Insects in Winter

 

Insects in winter : bagworm moth pouches are examples of dormant insects out in the open.
Insects in winter : bagworm moth pouches are examples of dormant insects out in the open.

Every once in a while, an insect surprises us by flying or crawling in our houses in the middle of winter.

We always seem to ask where did he come from? What do Insects do in the winter?

I turned to, Winter: An Ecological Handbook by James C. Halfpenny and Roy Douglas Ozanne to find the answers. There I learned about the amazing abilities of insects to survive the cold.

Insects are essentially, little bags of water. The fluid that fills that bag is called “hemolymph”. Hemolymph is mainly water and transports nutrients for the body, gives support for the organs, maintains pressure and sometimes functions as a defense aid (p.177, Halfpenny and Ozanne).

Insects use migration like mammals and birds but also supercooling like plants. Since insects can not internally heat their bodies (they are “cold-blood”) and their bodies aren’t insulated, other amazing methods are relied on to protect insects from dying due to cold.

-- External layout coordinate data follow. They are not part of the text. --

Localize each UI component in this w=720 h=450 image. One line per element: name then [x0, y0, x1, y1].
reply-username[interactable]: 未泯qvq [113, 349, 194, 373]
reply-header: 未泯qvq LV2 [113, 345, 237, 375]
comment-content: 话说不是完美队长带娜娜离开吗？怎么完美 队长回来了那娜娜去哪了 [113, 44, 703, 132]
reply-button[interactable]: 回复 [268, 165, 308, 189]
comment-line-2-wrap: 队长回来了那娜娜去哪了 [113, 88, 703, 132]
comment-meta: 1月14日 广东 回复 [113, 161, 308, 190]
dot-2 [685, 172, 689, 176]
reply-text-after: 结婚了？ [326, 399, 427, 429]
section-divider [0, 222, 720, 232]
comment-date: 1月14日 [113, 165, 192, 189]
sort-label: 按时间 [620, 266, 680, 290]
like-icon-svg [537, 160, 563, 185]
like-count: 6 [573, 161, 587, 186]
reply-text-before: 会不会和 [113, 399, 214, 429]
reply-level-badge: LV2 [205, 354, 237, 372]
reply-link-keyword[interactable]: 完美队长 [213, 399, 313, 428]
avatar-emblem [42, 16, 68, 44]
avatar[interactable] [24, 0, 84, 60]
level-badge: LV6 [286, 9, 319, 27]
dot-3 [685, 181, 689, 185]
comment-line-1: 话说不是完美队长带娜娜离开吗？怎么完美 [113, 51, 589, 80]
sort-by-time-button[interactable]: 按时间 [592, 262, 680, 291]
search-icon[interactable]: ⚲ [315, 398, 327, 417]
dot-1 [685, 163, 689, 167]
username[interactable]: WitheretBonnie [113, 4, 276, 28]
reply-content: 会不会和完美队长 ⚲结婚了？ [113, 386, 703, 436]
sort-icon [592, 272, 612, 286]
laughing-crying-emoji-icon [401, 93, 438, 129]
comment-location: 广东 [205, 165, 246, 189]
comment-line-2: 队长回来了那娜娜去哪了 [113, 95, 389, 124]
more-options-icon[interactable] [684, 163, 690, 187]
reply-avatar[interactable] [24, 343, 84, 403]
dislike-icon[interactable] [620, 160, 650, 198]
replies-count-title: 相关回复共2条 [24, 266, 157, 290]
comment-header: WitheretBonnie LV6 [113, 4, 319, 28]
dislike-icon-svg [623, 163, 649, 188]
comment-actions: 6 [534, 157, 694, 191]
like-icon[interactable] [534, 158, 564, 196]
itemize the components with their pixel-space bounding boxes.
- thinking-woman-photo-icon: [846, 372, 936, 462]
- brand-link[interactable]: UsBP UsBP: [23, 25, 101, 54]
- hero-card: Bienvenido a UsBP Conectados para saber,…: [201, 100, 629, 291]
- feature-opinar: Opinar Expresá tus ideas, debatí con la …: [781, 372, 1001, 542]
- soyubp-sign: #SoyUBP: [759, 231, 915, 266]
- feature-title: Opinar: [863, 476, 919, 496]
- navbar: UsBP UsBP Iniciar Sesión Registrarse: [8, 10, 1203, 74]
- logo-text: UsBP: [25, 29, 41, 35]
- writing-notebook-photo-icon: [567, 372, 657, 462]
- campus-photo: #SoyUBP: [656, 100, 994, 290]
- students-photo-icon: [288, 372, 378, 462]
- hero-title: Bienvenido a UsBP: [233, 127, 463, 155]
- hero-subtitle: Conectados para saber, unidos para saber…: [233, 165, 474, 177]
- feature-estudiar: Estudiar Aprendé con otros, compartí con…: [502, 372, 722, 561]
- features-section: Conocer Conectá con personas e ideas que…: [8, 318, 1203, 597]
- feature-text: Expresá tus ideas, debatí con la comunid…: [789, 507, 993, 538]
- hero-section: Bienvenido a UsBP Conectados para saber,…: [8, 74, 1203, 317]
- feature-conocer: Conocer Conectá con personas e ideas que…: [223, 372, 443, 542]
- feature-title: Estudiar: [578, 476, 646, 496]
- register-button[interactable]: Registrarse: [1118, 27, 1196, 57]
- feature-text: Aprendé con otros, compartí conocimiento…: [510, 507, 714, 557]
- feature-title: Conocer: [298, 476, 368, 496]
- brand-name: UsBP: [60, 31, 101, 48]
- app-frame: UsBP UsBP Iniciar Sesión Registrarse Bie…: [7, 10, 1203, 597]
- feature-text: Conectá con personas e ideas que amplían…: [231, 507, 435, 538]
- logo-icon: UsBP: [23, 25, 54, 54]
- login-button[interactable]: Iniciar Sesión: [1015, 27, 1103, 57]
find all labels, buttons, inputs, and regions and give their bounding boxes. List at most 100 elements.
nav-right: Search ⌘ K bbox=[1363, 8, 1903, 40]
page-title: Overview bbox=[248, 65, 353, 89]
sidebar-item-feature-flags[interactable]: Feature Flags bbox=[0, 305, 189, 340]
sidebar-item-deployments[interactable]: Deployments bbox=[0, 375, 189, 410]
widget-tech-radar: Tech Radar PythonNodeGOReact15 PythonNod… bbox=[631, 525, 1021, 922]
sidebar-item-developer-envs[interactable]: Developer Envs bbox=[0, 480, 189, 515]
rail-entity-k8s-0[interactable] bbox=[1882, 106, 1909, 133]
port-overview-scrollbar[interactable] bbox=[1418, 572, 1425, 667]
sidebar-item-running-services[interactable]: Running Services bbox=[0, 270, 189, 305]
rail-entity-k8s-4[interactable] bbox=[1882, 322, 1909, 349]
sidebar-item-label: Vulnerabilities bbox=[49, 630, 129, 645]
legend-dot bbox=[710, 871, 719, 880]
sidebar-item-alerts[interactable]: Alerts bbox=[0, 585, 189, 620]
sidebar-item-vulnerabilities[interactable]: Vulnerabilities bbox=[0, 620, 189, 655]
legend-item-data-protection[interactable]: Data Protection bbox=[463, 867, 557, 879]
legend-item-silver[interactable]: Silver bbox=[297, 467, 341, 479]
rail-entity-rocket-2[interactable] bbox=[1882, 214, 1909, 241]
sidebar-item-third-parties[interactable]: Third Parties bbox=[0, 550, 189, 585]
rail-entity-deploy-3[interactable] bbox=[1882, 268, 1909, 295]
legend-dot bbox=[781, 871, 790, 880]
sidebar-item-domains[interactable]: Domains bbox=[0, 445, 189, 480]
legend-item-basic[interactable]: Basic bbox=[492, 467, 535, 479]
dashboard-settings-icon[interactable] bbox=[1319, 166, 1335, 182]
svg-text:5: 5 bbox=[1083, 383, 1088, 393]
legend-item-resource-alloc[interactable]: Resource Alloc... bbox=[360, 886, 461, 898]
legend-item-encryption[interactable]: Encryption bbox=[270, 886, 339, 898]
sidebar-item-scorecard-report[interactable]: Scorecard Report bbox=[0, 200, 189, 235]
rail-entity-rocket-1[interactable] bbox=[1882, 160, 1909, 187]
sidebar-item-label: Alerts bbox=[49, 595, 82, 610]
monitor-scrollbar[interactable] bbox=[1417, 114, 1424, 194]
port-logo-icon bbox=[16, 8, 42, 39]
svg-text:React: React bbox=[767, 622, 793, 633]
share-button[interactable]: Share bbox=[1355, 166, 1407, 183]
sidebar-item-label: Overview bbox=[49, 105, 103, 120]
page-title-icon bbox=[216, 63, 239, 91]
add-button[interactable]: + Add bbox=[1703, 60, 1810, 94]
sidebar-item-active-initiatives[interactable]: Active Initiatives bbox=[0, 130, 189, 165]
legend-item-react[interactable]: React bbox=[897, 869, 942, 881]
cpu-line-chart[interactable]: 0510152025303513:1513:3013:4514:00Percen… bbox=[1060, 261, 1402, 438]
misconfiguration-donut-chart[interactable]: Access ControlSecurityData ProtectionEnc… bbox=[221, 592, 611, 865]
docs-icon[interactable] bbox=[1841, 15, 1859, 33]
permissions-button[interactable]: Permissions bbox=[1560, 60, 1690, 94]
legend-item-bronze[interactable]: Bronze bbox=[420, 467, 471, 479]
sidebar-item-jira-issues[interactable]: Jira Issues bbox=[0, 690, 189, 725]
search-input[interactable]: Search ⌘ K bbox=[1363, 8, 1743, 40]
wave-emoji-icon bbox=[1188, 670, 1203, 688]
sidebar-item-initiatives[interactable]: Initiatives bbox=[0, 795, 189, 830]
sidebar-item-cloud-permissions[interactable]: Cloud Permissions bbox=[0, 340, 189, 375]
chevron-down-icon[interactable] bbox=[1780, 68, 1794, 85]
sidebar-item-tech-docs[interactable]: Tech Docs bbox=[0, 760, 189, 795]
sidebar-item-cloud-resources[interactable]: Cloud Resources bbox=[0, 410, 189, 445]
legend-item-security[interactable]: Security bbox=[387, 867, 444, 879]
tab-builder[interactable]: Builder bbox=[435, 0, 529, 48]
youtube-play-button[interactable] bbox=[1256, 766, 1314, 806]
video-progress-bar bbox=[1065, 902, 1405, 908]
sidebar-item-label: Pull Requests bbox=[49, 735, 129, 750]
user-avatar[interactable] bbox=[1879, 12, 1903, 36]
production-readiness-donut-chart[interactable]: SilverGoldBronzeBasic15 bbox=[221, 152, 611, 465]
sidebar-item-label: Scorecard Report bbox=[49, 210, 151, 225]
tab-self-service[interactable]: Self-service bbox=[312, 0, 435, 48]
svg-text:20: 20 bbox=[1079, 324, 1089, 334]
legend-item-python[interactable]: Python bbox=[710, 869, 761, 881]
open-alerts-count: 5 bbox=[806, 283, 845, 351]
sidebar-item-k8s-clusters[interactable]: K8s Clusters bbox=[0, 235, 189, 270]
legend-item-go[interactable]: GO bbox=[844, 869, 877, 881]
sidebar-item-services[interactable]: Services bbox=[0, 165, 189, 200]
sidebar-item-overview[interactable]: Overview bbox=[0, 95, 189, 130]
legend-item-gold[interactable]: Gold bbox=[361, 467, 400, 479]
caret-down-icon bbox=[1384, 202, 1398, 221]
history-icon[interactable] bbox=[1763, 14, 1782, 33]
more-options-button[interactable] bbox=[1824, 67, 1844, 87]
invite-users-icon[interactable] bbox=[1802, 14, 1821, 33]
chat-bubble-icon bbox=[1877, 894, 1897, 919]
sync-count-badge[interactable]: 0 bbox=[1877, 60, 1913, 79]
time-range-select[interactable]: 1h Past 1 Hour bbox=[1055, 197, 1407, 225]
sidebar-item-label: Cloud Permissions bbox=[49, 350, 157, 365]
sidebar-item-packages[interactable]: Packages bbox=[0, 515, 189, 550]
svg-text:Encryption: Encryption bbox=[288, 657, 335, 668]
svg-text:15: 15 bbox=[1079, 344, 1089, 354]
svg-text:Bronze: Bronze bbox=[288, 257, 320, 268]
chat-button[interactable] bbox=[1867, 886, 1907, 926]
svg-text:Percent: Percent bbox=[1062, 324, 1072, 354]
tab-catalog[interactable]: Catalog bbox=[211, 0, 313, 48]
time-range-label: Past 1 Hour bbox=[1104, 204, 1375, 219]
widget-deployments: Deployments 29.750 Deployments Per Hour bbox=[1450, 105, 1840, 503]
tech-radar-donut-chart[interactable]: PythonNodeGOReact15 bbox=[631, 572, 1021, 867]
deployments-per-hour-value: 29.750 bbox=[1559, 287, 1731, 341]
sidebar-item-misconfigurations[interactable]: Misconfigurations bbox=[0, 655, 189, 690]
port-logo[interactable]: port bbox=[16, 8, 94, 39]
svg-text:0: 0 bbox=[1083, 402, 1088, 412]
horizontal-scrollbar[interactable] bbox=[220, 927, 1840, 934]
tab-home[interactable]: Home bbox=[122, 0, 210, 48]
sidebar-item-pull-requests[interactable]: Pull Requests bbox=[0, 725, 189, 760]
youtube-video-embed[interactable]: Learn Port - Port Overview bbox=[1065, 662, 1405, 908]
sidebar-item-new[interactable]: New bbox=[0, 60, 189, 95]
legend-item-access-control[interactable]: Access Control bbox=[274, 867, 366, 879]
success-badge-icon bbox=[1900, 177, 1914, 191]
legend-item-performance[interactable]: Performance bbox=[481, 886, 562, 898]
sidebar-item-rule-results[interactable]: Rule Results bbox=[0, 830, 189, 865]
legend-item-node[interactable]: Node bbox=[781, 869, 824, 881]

Insects have five main strategies to make it through the winter: migration, dormancy, communal behavior, winter activity, and cold-hardiness (physiological escape).

Migration

Some insects migrate horizontally, across the face of the Earth. Monarchs migrate horizontally when they fly from North America to Mexico to escape the cold. Some insects migrate vertically moving into high altitudes or down into the ground past the frost line of frozen Earth. Some migrate to the spaces between and beneath the bark of trees or to local protected spots.

Dormancy

Some insects simply stop functioning in the cold, they go dormant and stop all activity. These insects stop their growth and development at a certain life stage. Insects may spend the cold winter as eggs, larvae or pupae depending on the species.They remain in that state until warmer weather and better conditions give them a fighting chance to survive. These insects shelter in leaf litter or out in the open. Galls and Bagworm moth pouches are examples of dormant insects out in the open.

Communal Behavior

Hives and anthills are busy with activity throughout the winter. The high activity of bees and ants raises the temperature of their communal living space. Thus, they are able to survive deep in a warm space in the Earth with homemade central heating.

Winter Activity

Snow fleas, black flies, caddis flies, crane flies, springtails and snow fleas all remain active throughout the winter. The aquatic insects move in the streams that remain open and not frozen. The springtails and snow fleas live in the snow.  How do they survive the cold, I couldn’t find out. I don’t know it scientists have figured it out yet. Perhaps, they survive by some form of rapid cold-hardiness (see below).

Cold-hardiness (Physiological escape – body functions)

Lastly, we reach the ability of cold-hardiness. I think this is the most fascinating method of all. It isn’t easy to completely explain in a few short sentences, but the basics center on cooling and chemicals. There are two types supercooling: cold-hardiness and rapid cold-hardiness.

Some insects can super-cool. Insects being small bags of water, they are able drop the temperature of that water, to very low temperatures without the water freezing. This process is called supercooling and has to do with freezing points of impurity-free water. To create impurity-free water, insects rid themselves of waste in their intestinal tract.

Rapid cold-hardiness is the other cold-hardiness method. The way I understand it, this is the method used when temperatures fall rapidly, like overnight. An example would be in polar and Arctic regions where the sun doesn’t set but the temperature decreases quickly as the sun sinks in sky, but not disappearing for the night. The next day the sun rises, air temperature warms and the insects warm up and become active again. Rapid-cooling is triggered by chemicals in the body.

Complexity and Ingenuity

I found the method insects use to survive the cold far more complicated and varied that I had previously thought. Just as hibernation among mammals, reptiles and amphibians is more of a continuum of behavior, insect species could use more than one type of strategy to survive.

See also hibernation

2 comments

  1. I used to find the strange, hard masses like the one in your first photograph when I lived east of the Cascades and I could never figure out what they were until Gerald Durrell’s Amateur Naturalist revealed they mantis egg cases!

    Great post, Donna. Have you read Bernd Heinrich’s Winter World?